- Directed by: Anna Fahr
- Written by: Anna Fahr
- Produced by: Anna Fahr Lara Abou Saifan
- Starring: Maria Hassan Hala Hosni Michel Hourani
- Cinematography: Mark Khalife
- Edited by: Anna Fahr Wajdi Elian
- Music by: Alan Spiljak
- Production companies: Morning Bird Pictures Placeless Films
- Distributed by: Game Theory Films
- Release date: August 19, 2023 (Cinequest);
- Running time: 106 minutes
- Countries: Canada Lebanon
- Language: Arabic

= Valley of Exile =

2023 Canadian-Lebanese drama film

Valley of Exile is a Canadian-Lebanese drama film, directed by Anna Fahr and released in 2023. The film centres on Rima (Maria Hassan) and Nour (Hala Hosni), two sisters from Syria who are living in a refugee camp in Lebanon after fleeing their homes during the Syrian civil war.
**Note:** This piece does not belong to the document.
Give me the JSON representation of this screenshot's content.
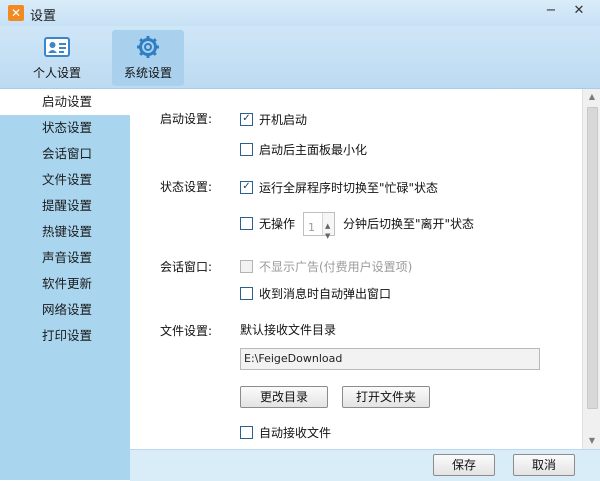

The cast also includes Michel Hourani, Najwa Kandakji, Joy Hallak, Sajed Amer, Tarek Hakmi, Moe Lattouf and Mohamad Yassine.

The film was shot in late 2021 and early 2022, principally in a real refugee camp in Lebanon's Bekaa Valley.

The film premiered in August 2023 at the Cinequest Film & Creativity Festival, where it won the award for Best Narrative Feature Film, Drama. It was later screened in the Focus: Women, Life and Freedom program at the 2023 Vancouver International Film Festival, where Fahr won the award for Emerging Canadian Director.